After that flag is raised, the system in question has to check in with PSN the next time it needs to confirm the correct time. On the PS3, this online check happens when you play a game downloaded from the PlayStation Store. On the PS4, this also happens when you try to play retail games installed from a disc. This check has to be performed at least once even if the CMOS battery is replaced with a fresh one so the system can reconfirm clock consistency.
On the PS3, the timer check is used to enforce any "time limits" that might have been placed on your digital purchase.
That check seems to be required even for downloads that don't have any set expiration date, adding a de facto one-time online check-in requirement for systems after their internal batteries fail.
The PS4 used the timing check to make sure PSN trophy data is registered accurately and prevent players from pretending to get trophies earlier.

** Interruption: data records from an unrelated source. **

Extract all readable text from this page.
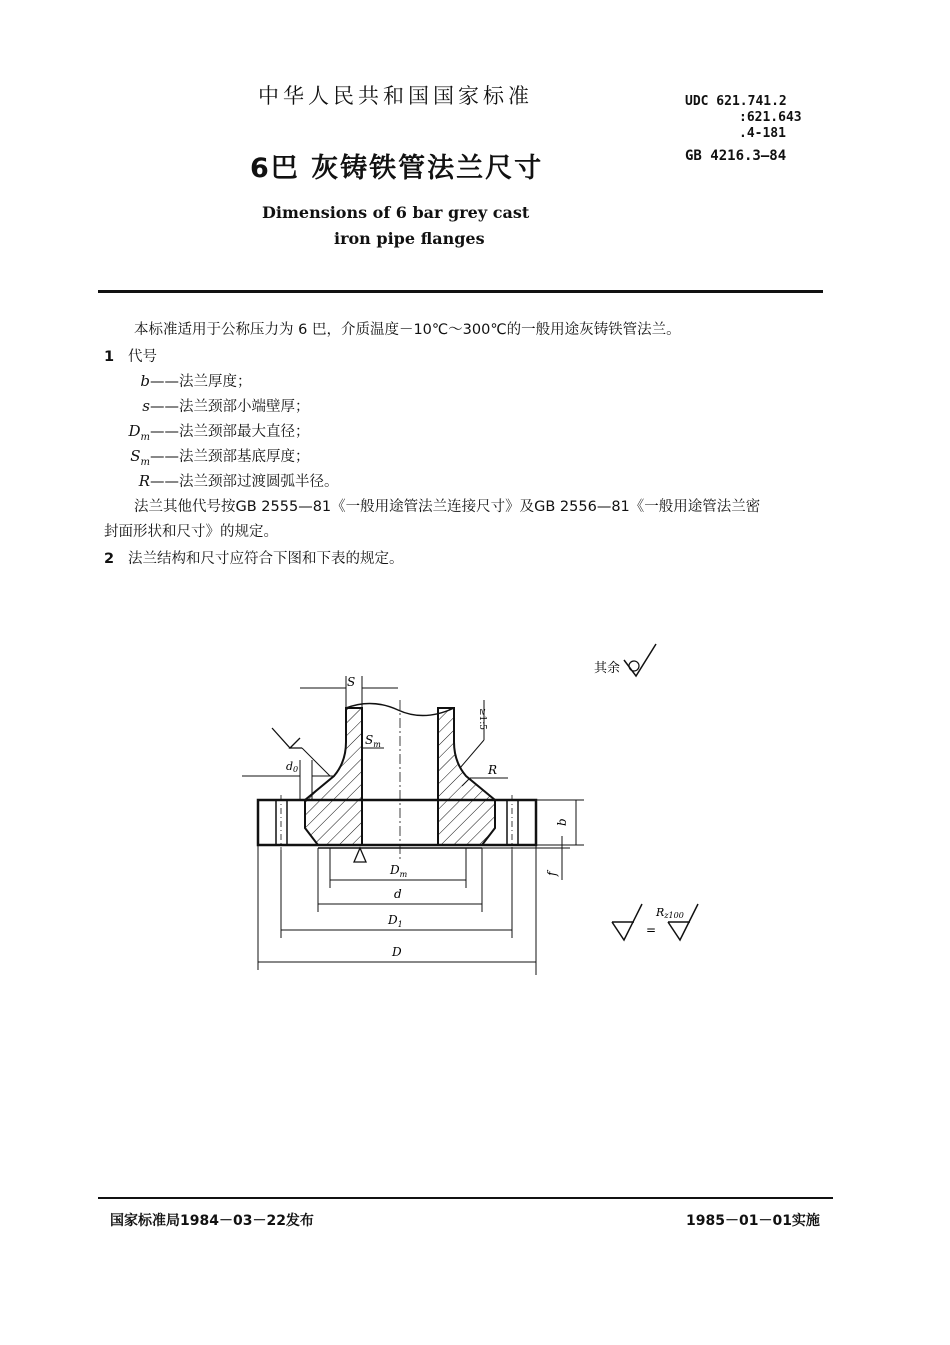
中华人民共和国国家标准
6巴 灰铸铁管法兰尺寸
Dimensions of 6 bar grey cast
iron pipe flanges
UDC 621.741.2
:621.643
.4-181
GB 4216.3—84
本标准适用于公称压力为 6 巴，介质温度－10℃～300℃的一般用途灰铸铁管法兰。
1 代号
b——法兰厚度；
s——法兰颈部小端壁厚；
$D_m——$法兰颈部最大直径；
$S_m——$法兰颈部基底厚度；
R——法兰颈部过渡圆弧半径。
法兰其他代号按GB 2555—81《一般用途管法兰连接尺寸》及GB 2556—81《一般用途管法兰密
封面形状和尺寸》的规定。
2 法兰结构和尺寸应符合下图和下表的规定。
S
$S_m$
d0
≥1:5
R
b
f
$D_m$
d
$D_1$
D
其余
=
Rz100
国家标准局1984－03－22发布	1985－01－01实施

Player testing shows this is a requirement to get PS4 games to load.
Last month, Sony shut down PlayStation Store access for the PlayStation 3, PlayStation Vita, and PlayStation Portable. Sony will eventually shut off the PSN servers that power the timing check for the hardware it no longer considers important. After that, it's only a matter of time before failing CMOS batteries slowly reduce all PS3 and PS4 hardware to semi-functional bricks.
Sony could release a firmware update that limits the system functions tied to this timing check, but it hasn't publicly indicated it has any such plans and why should it?